Хозяин приветливо взглянул на Иенсена.
— Прошло не менее двух лет, прежде чем мы с нашими возможностями, неповоротливыми наборщиками и несовершенной печатью сумели давать два номера в месяц. Журнал выходил регулярно. Мы делали десять пробных оттисков каждого номера и отдавали их в переплет для архива. Из-за строжайшей секретности мы не могли взять на вынос ни один номер. Ну, когда мы добились такой периодичности, руководство концерна выразило живейшее удовлетворение и, я бы даже сказал, удовольствие и заявило, что теперь осталось только одно разработать новый макет журнала, придать журналу современную форму, которая поможет ему справиться с жестокой конкуренцией на открытом рынке. И хотите верьте, хотите нет, но лишь после того, как некая таинственная группа экспертов восемь месяцев бесплодно прозанималась поисками этой современной формы, мы начали…
— Что начали? — спросил комиссар Иенсен.
— …начали наконец постигать их замысел во всей его глубине. А когда мы стали возражать, они в два счета укротили нас обещанием увеличить тираж пробного выпуска до пятисот экземпляров якобы затем, чтобы рассылать их по редакциям ежедневных газет и по всяким высоким инстанциям. Со временем мы догадались, что нас обманули, но только со временем. Когда мы, к примеру, совершенно точно установили, что название нашего журнала никому не известно, что содержание его никем не комментируется, и по этим признакам догадались, что никуда его не рассылают. Что его используют в качестве коррелята, или, другими словами, в качестве указателя, как и о чем не следует писать. Мы по-прежнему получали свои десять экземпляров. Ну, а дальше…
— Что дальше?
— А дальше сохранялось это чудовищное положение — куда ни кинь, всюду клин. Изо дня в день, из месяца в месяц, из года в год культурная элита страны, последние из могикан, сидели в этих мрачных катакомбах и с убывающим энтузиазмом выжимали из себя очередной номер, который, несмотря ни на что, оставался единственным во всей стране журналом, достойным своего звания. И единственным во всей стране журналом, никогда не увидевшим света… За это время мы выслушали тысячи объяснений на тему, почему все должно быть именно так, а не иначе. Окончательная форма представлялась не совсем удовлетворительной, темпы выпуска — недостаточно высокими, не хватало типографских мощностей. Ну и так далее. Только содержание никогда не вызывало нареканий,
Он постучал указательным пальцем по краю стола.

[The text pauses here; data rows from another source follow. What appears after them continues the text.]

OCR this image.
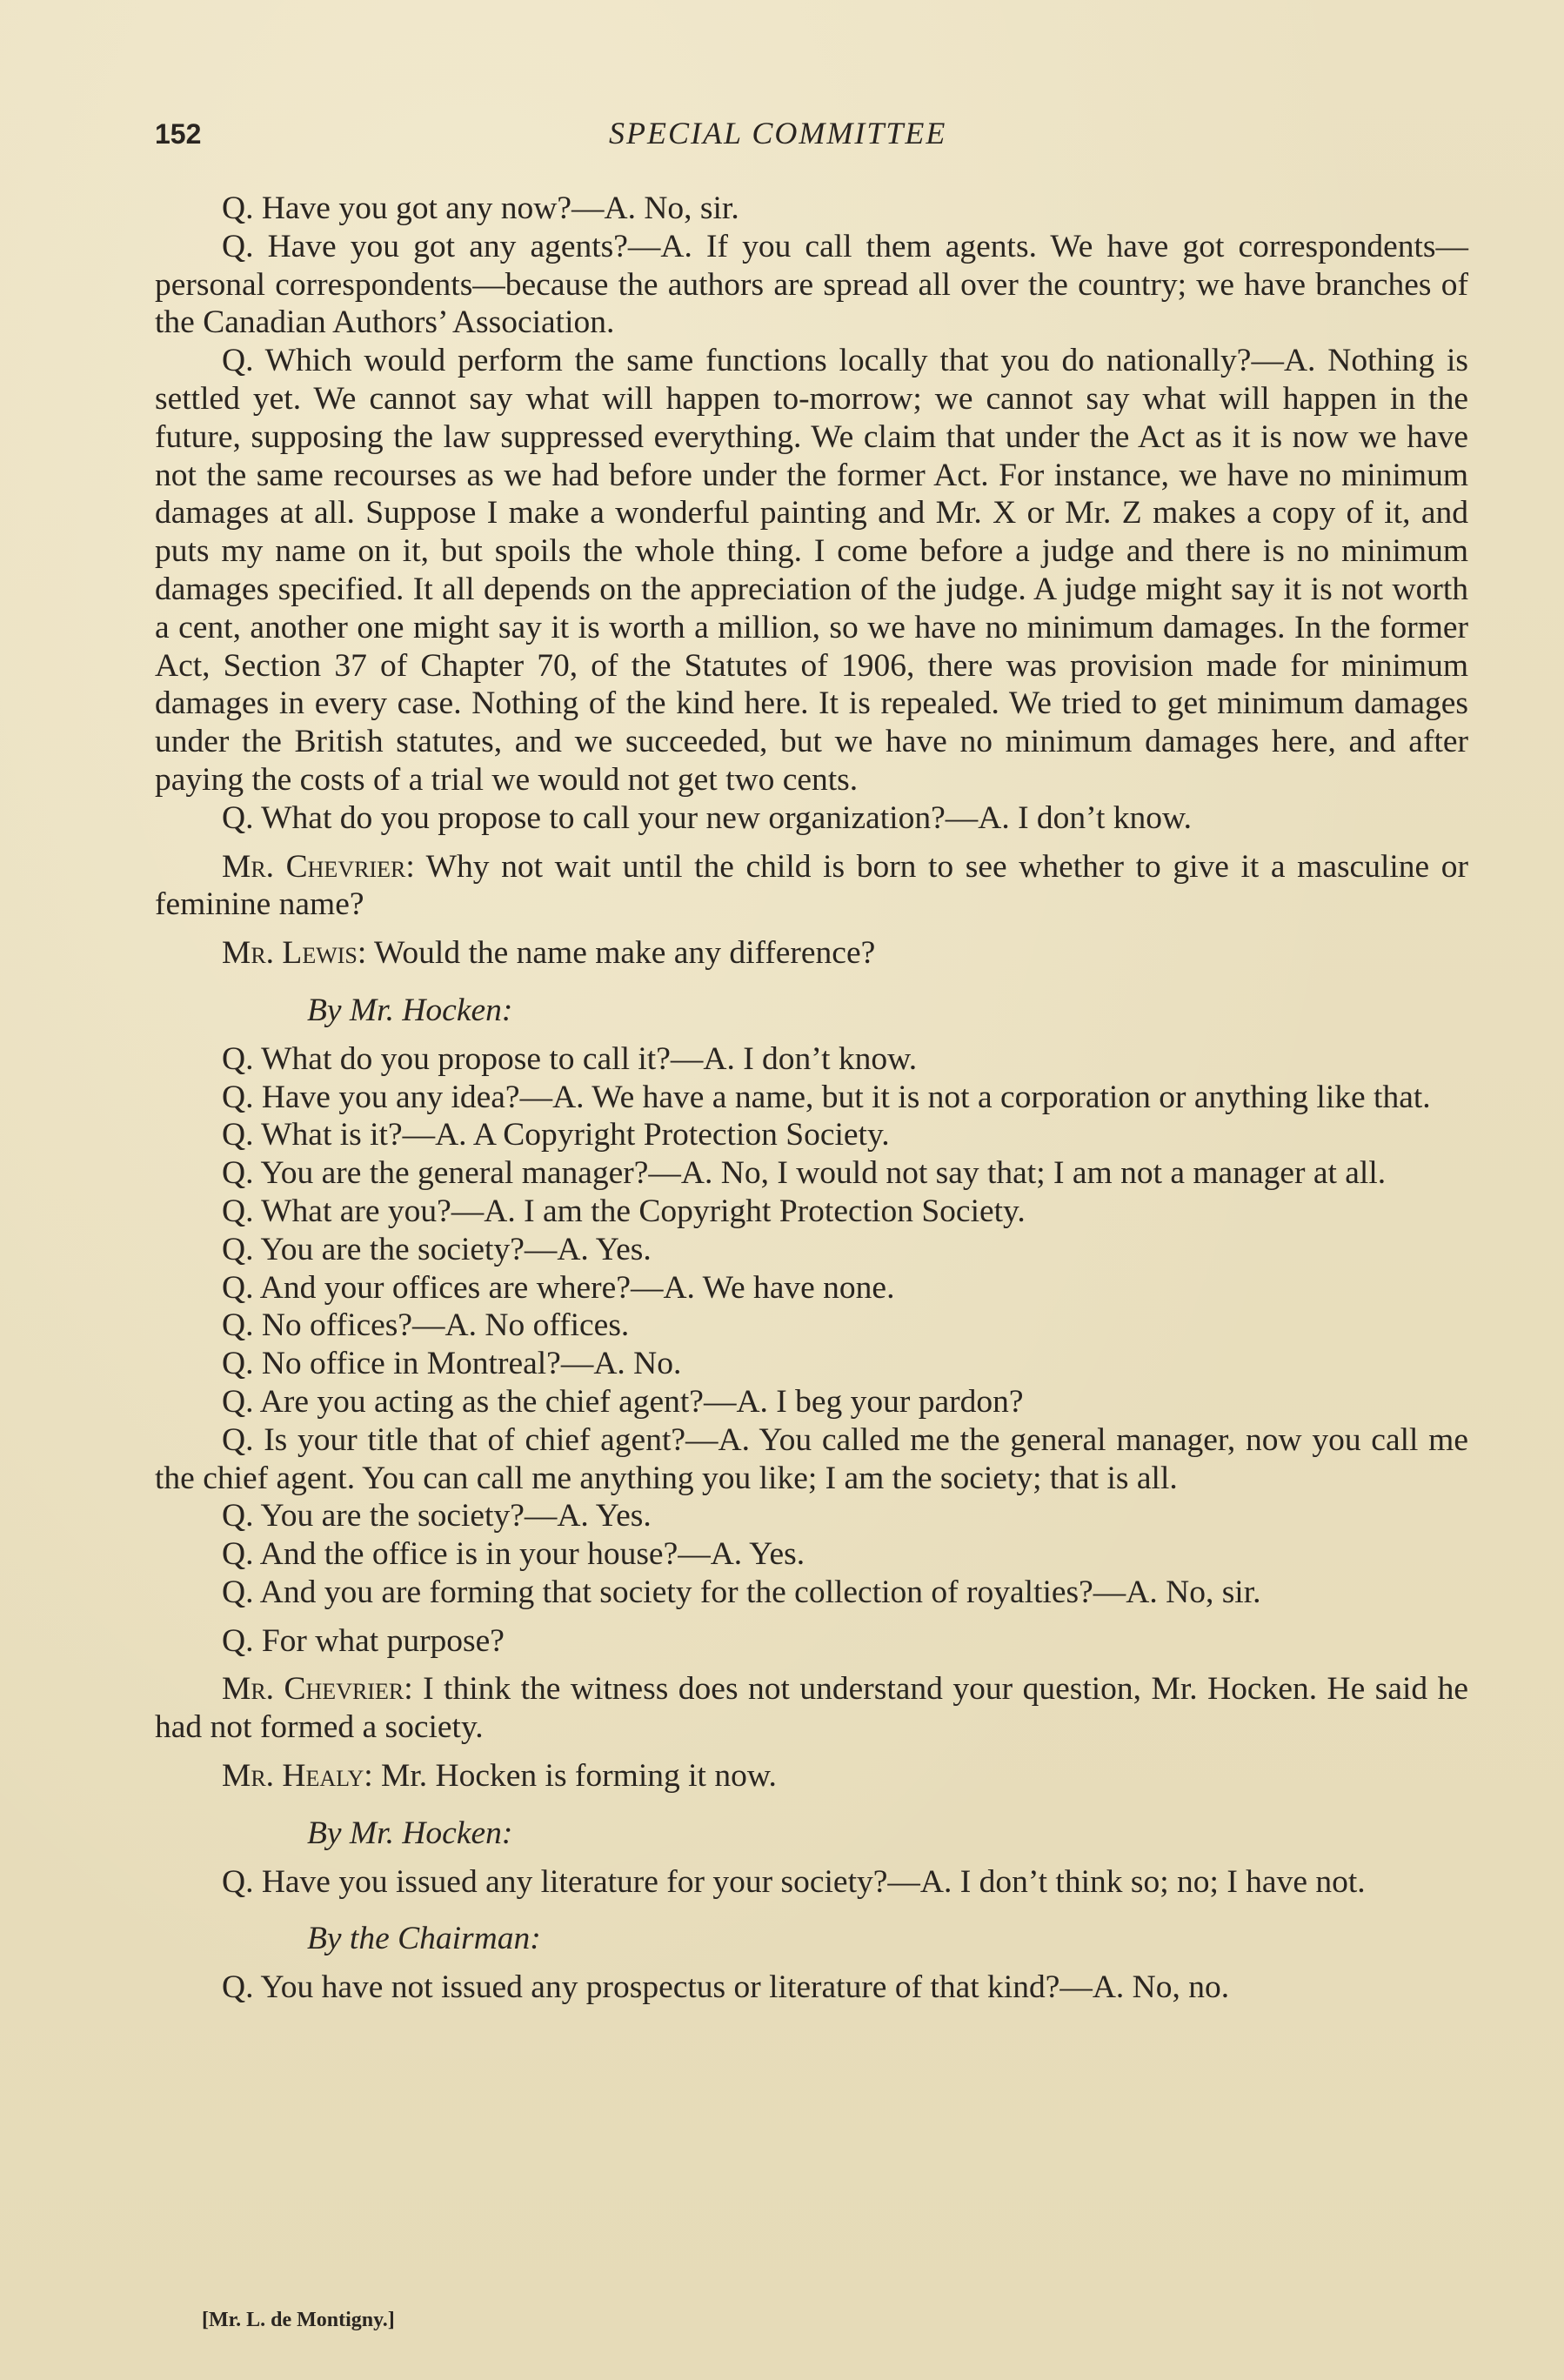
152	SPECIAL COMMITTEE

Q. Have you got any now?—A. No, sir.

Q. Have you got any agents?—A. If you call them agents. We have got correspondents—personal correspondents—because the authors are spread all over the country; we have branches of the Canadian Authors’ Association.

Q. Which would perform the same functions locally that you do nationally?—A. Nothing is settled yet. We cannot say what will happen to-morrow; we cannot say what will happen in the future, supposing the law suppressed everything. We claim that under the Act as it is now we have not the same recourses as we had before under the former Act. For instance, we have no minimum damages at all. Suppose I make a wonderful painting and Mr. X or Mr. Z makes a copy of it, and puts my name on it, but spoils the whole thing. I come before a judge and there is no minimum damages specified. It all depends on the appreciation of the judge. A judge might say it is not worth a cent, another one might say it is worth a million, so we have no minimum damages. In the former Act, Section 37 of Chapter 70, of the Statutes of 1906, there was provision made for minimum damages in every case. Nothing of the kind here. It is repealed. We tried to get minimum damages under the British statutes, and we succeeded, but we have no minimum damages here, and after paying the costs of a trial we would not get two cents.

Q. What do you propose to call your new organization?—A. I don’t know.

Mr. Chevrier: Why not wait until the child is born to see whether to give it a masculine or feminine name?

Mr. Lewis: Would the name make any difference?

By Mr. Hocken:

Q. What do you propose to call it?—A. I don’t know.

Q. Have you any idea?—A. We have a name, but it is not a corporation or anything like that.

Q. What is it?—A. A Copyright Protection Society.

Q. You are the general manager?—A. No, I would not say that; I am not a manager at all.

Q. What are you?—A. I am the Copyright Protection Society.

Q. You are the society?—A. Yes.

Q. And your offices are where?—A. We have none.

Q. No offices?—A. No offices.

Q. No office in Montreal?—A. No.

Q. Are you acting as the chief agent?—A. I beg your pardon?

Q. Is your title that of chief agent?—A. You called me the general manager, now you call me the chief agent. You can call me anything you like; I am the society; that is all.

Q. You are the society?—A. Yes.

Q. And the office is in your house?—A. Yes.

Q. And you are forming that society for the collection of royalties?—A. No, sir.

Q. For what purpose?

Mr. Chevrier: I think the witness does not understand your question, Mr. Hocken. He said he had not formed a society.

Mr. Healy: Mr. Hocken is forming it now.

By Mr. Hocken:

Q. Have you issued any literature for your society?—A. I don’t think so; no; I have not.

By the Chairman:

Q. You have not issued any prospectus or literature of that kind?—A. No, no.

[Mr. L. de Montigny.]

— А содержание могло бы многое изменить. Оно могло бы пробудить, пока не поздно, сознание народа, некоторых оно могло бы попросту спасти. Я уверен, что это так.
Он поднял руку, как бы желая отвести неначатую реплику.
— Я знаю, вы сейчас спросите: почему мы не ушли оттуда? Нет ничего проще: мы не могли.
— Объясните.
— С удовольствием. Наш контракт был составлен так, что все мы оказались в неоплатном долгу перед концерном. Проработав всего лишь год, я уже задолжал примерно половину того, что получил.